The Story
Why it exists.
The beginning
Phloem is named for the plant tissue that distributes nutrients throughout a living organism, the circulatory system of the botanical world. Released in 2019 as part of the Progressive Botany Vol. I collection, the fragrance explores what happens when ingredients that should cancel each other out decide to coexist instead. The result is a fragrance that resists easy categorization, moving through fruity, floral, spicy, and woody territory without ever fully settling in any one place. The composition rewards attention over immediacy, inviting the wearer to discover unexpected harmonies as the scent unfolds on skin. There is an inherent tension in the structure, a push and pull between elements that might seem incompatible at first encounter, yet somehow find their own strange equilibrium.
The note list alone reads like a provocation. Mulberry and passionfruit suggest something lush and tropical; oysterplant and driftwood suggest something maritime and austere. Sesame and ambrette introduce a nutty, almost savory dimension that sits uncomfortably between food and fragrance. On paper, these materials have no business being in the same bottle. What McCall understood, and what separates Phloem from merely eccentric compositions, is that discomfort can be productive. The salt in the oysterplant doesn't fight the fruit; it clarifies it. The sesame doesn't muddy the florals; it grounds them.
The evolution
The opening arrives bright and almost startling, red fruits introducing a saline quality that reads as savory at first, almost culinary. Passionfruit and rhubarb provide the initial tartness, but there's an umami quality underneath that one reviewer compared to fruity cumin. That comparison isn't wrong. The first thirty minutes are the fragrance's most challenging moment, when the various impulses haven't yet found their equilibrium. By the second hour, the florals begin their takeover. Camellia emerges first, waxy, slightly sweet, followed by honeysuckle climbing into the foreground. The saltiness doesn't disappear; it recedes into the composition's architecture, becoming a structural element rather than a dominant note.
Cultural impact
Phloem is a fragrance that refuses to resolve into something easily described or easily worn.

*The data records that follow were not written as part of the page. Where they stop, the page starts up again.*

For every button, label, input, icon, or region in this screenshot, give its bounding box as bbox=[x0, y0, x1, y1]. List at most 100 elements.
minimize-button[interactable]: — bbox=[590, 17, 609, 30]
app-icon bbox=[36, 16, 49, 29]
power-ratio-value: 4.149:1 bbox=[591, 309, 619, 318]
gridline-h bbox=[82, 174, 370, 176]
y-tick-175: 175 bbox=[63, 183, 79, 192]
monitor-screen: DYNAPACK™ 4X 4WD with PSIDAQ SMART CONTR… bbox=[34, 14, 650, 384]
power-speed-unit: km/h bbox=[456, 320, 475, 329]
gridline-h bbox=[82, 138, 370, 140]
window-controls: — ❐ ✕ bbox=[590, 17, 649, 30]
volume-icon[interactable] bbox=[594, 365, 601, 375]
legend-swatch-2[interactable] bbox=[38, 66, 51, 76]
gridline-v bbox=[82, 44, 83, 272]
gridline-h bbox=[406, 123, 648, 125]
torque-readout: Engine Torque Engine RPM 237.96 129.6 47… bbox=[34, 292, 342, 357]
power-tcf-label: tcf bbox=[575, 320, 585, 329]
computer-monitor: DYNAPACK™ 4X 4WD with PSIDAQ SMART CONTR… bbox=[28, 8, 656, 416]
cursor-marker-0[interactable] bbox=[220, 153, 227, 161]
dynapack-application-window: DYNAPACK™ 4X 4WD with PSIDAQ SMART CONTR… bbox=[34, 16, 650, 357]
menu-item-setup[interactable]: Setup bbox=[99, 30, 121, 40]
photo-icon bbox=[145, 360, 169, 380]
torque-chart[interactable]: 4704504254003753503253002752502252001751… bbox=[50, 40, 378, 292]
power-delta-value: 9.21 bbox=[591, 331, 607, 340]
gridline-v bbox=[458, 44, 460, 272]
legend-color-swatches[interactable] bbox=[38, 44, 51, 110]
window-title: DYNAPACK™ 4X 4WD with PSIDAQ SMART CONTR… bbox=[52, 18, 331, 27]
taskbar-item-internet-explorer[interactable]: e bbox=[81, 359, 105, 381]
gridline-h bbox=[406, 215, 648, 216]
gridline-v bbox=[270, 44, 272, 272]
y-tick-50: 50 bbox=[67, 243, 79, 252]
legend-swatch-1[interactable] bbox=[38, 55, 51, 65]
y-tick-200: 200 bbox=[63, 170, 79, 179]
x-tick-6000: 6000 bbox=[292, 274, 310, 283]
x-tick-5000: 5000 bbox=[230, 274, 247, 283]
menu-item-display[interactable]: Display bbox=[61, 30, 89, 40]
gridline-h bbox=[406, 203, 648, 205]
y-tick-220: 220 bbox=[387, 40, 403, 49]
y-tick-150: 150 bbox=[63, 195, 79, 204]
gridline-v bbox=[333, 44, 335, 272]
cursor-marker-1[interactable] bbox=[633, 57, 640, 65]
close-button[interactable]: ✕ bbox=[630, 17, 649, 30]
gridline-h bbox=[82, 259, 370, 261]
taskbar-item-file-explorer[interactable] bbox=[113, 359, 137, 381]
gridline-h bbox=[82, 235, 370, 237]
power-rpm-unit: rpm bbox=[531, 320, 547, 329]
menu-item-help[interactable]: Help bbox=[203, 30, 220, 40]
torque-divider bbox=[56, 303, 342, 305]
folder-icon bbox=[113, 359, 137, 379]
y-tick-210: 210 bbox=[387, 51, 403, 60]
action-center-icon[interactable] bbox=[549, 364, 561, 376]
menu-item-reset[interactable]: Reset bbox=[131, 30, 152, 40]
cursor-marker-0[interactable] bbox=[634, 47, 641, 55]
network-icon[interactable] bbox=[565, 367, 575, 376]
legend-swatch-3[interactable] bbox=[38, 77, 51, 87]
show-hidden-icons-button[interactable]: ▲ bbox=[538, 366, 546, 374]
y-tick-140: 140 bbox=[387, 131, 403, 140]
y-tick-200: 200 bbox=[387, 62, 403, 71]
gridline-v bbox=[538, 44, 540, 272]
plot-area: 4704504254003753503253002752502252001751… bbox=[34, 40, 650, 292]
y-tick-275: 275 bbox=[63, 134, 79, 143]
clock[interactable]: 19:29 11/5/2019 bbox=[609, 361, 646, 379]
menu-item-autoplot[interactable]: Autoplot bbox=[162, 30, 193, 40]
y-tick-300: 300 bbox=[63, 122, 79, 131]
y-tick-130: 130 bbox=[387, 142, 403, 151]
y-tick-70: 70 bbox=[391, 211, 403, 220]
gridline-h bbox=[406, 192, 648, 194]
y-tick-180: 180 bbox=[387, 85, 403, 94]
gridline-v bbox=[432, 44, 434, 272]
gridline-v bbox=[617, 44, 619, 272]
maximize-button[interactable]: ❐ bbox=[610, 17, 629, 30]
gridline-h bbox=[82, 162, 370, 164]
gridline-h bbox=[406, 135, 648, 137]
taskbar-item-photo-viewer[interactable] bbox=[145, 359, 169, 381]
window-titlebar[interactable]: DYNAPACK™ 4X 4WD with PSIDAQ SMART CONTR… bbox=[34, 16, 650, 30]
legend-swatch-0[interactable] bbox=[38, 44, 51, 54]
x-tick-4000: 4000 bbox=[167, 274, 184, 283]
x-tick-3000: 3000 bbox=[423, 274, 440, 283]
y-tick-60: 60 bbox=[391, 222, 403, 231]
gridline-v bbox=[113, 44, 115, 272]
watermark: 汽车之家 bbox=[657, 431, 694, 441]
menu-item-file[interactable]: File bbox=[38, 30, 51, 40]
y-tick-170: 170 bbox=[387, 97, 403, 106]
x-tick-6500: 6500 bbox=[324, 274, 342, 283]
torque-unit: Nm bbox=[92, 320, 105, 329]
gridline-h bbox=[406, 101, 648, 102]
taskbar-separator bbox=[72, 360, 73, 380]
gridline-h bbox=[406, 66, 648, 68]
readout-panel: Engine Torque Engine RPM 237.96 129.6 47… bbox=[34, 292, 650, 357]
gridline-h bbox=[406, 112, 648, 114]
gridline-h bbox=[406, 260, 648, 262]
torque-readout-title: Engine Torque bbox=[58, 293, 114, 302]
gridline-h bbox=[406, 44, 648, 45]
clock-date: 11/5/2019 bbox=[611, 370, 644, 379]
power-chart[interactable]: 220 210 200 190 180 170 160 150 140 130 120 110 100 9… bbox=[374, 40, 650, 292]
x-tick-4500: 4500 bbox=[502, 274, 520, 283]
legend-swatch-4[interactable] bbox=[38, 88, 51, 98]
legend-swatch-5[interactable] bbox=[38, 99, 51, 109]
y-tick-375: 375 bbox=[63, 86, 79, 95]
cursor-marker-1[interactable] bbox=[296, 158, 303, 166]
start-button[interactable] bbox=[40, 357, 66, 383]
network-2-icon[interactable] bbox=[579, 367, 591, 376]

It's not a fragrance for everyone, it's a fragrance for someone specific, which is precisely what makes it worth discussing. The fragrance doesn't perform its unconventionality; it simply assumes the wearer is intelligent enough to handle it. The approach offers intellectual rigor without pomposity, oddity without alienating self-consciousness. It's a fragrance that asks something of its audience, and in doing so, finds those capable of meeting it halfway.